By Karen Polich
Choices aren’t always easy. At times there is not a clear answer on right and wrong. Continuing the sermon series, Becoming the Church We’re Called to Be, Pastor Michael M. Cook laid out how to handle the “grey areas” of life in 1 Corinthians 8. Listen to the podcast here.
At first glance, this text may not seem applicable to us today, but look deeper. The Corinthians expressed personal liberty in their behavior and saw no issues with their choices because they weren’t choosing something that went against their walk with God. Their knowledge of God was how they determined right and wrong. Paul pointed out several problems with this.
While knowledge is essential, it is not sufficient. Ultimately, love limits liberty.
In this case, the food didn’t bring them closer to God or push them farther away. The issue was the impact of decisions on the new believer and non-believer.
Their situation is a prime example of the grey area. These areas bring real challenge. How do we live them out? How do we answer questions from the grey area that our children and grandchildren ask?
We are free in Christ. (2 Corinthians 3:17, Galatians 5:1) But what if fully exercising our freedom causes others to head down the wrong path?
Love is the key. Knowledge says go for it, love says, how does this impact someone else?
Pastor Cook gave five terms to assist the believer in filtering right and wrong.

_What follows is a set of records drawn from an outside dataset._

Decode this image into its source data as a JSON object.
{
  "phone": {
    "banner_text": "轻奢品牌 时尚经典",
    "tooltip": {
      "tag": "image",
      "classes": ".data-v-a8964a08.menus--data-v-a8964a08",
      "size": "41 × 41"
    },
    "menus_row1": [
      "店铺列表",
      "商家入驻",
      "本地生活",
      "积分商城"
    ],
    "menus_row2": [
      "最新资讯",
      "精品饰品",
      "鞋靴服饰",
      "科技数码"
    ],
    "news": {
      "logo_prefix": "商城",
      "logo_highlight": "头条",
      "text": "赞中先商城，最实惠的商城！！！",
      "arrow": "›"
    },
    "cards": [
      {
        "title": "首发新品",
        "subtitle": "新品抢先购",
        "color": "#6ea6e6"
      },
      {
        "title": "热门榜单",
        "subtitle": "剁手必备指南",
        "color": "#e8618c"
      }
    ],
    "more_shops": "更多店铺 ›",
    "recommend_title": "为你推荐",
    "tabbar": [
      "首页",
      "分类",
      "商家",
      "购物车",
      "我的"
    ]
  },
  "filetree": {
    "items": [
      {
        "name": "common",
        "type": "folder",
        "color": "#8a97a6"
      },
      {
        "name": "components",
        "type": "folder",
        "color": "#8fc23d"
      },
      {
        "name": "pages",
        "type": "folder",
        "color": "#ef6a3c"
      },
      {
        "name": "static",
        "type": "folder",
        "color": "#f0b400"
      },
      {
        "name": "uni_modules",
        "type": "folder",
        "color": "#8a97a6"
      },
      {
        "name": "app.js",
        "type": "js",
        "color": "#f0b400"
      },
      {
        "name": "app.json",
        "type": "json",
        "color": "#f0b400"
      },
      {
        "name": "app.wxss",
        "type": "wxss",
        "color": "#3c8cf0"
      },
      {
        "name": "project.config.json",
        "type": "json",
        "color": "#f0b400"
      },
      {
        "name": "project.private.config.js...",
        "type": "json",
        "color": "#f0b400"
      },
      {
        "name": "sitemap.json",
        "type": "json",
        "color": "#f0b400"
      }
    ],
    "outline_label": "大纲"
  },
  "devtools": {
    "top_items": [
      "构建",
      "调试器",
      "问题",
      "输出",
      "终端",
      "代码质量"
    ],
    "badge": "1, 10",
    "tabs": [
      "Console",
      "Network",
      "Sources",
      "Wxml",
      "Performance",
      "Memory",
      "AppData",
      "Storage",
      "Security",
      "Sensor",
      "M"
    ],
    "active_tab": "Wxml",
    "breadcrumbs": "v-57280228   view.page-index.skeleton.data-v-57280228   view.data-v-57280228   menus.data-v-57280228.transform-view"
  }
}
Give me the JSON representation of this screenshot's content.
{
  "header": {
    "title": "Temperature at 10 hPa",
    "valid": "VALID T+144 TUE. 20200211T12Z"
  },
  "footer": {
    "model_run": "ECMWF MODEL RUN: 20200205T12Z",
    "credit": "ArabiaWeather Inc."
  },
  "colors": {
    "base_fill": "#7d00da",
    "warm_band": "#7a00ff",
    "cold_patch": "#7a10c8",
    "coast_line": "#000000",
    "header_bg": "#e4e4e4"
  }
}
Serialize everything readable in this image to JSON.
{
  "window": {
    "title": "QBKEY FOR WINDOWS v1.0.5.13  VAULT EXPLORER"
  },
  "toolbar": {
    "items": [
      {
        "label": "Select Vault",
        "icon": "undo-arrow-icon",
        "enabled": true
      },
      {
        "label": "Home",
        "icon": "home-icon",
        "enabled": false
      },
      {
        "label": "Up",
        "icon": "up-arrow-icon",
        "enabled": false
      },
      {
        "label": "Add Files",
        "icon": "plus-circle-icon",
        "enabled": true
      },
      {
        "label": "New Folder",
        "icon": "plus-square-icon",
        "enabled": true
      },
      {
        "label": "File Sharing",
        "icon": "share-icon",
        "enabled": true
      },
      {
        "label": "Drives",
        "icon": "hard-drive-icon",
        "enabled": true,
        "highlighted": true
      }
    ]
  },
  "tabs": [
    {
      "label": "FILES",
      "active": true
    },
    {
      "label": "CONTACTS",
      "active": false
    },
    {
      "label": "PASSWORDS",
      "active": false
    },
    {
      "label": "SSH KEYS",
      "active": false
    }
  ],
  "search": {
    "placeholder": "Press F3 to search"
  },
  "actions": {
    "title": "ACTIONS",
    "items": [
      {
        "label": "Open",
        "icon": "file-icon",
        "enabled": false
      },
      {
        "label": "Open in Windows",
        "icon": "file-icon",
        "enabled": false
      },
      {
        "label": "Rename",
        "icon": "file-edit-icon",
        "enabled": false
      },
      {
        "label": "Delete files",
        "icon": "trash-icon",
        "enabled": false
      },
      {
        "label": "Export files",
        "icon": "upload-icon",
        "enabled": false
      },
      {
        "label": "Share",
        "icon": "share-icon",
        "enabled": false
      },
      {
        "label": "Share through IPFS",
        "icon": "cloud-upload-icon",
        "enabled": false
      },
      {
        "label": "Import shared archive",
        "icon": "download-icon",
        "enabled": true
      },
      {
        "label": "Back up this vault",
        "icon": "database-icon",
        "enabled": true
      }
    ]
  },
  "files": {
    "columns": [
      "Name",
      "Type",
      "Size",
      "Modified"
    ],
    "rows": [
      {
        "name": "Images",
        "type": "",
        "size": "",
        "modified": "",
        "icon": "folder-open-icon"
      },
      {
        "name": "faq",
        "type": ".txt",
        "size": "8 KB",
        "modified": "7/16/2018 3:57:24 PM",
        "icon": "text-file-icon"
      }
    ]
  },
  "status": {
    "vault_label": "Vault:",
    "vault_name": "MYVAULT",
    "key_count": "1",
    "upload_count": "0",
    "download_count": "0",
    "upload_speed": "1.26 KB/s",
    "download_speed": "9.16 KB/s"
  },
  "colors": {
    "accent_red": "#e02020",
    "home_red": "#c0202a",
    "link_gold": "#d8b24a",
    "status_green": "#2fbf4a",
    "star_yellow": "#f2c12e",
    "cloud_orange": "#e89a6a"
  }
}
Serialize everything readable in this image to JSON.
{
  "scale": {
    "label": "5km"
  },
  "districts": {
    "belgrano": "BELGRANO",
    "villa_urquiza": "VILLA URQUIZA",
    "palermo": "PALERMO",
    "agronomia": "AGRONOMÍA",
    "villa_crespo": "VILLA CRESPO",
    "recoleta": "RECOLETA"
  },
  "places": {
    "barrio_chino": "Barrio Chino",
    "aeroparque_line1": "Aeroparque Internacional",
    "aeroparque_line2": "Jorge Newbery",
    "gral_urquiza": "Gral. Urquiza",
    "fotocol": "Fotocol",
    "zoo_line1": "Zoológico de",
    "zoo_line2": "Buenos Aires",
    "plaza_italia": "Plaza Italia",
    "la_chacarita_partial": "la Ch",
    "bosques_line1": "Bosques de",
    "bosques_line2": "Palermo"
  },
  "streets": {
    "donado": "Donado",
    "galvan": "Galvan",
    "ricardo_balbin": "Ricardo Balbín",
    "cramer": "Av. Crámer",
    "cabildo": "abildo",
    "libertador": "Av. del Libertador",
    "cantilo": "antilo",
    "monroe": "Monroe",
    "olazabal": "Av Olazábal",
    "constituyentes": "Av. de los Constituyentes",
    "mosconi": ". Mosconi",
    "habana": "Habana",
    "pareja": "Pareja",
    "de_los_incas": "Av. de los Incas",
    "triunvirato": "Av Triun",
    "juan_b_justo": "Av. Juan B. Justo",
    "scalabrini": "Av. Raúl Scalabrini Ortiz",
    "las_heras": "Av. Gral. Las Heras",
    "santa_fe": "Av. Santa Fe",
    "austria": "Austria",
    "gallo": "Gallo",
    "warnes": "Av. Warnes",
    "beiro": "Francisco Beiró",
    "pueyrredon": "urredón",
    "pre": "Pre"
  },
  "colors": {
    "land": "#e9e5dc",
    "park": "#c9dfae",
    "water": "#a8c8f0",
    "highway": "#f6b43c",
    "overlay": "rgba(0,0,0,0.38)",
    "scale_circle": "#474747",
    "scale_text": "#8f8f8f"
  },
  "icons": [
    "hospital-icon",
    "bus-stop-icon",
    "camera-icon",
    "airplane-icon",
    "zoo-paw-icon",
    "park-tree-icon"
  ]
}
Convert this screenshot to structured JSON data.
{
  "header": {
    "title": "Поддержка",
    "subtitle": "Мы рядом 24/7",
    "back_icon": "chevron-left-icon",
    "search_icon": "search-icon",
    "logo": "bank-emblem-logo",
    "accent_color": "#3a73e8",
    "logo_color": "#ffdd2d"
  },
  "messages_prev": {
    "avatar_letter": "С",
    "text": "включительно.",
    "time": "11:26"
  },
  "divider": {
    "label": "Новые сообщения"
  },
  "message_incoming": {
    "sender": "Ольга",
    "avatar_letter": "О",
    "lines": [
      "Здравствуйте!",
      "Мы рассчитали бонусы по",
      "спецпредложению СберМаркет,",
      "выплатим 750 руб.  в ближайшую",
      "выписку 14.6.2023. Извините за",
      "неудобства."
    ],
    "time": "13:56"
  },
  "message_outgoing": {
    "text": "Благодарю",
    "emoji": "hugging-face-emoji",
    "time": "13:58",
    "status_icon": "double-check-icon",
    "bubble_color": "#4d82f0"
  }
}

Excess. Do I need it? Is it right or wrong for me? Hebrews 12:1
Expedience. Is it useful? 1 Corinthians 6:12
Emulation. Is this going to allow me to walk as Christ leads? How would Jesus handle this situation? 1 John 2:6
Example. Would this represent righteousness? Is it a good example to others? Romans 14:13
Evangelism. If I do this, would it benefit those who do not know Christ? Colossians 4:5
As Christ followers, we have a biblical responsibility for each other. At times, we may need to give up our liberty and freedom out of love for another. What are we teaching with what we do? The last thing we want to be is a stumbling block to someone else. In the grey areas, we have to decide if we will choose “me” or “we”. Choices may not hurt me, but we must consider others.
What life choices are you making in the grey areas? When the choice isn’t clear, remember LOVE is the key.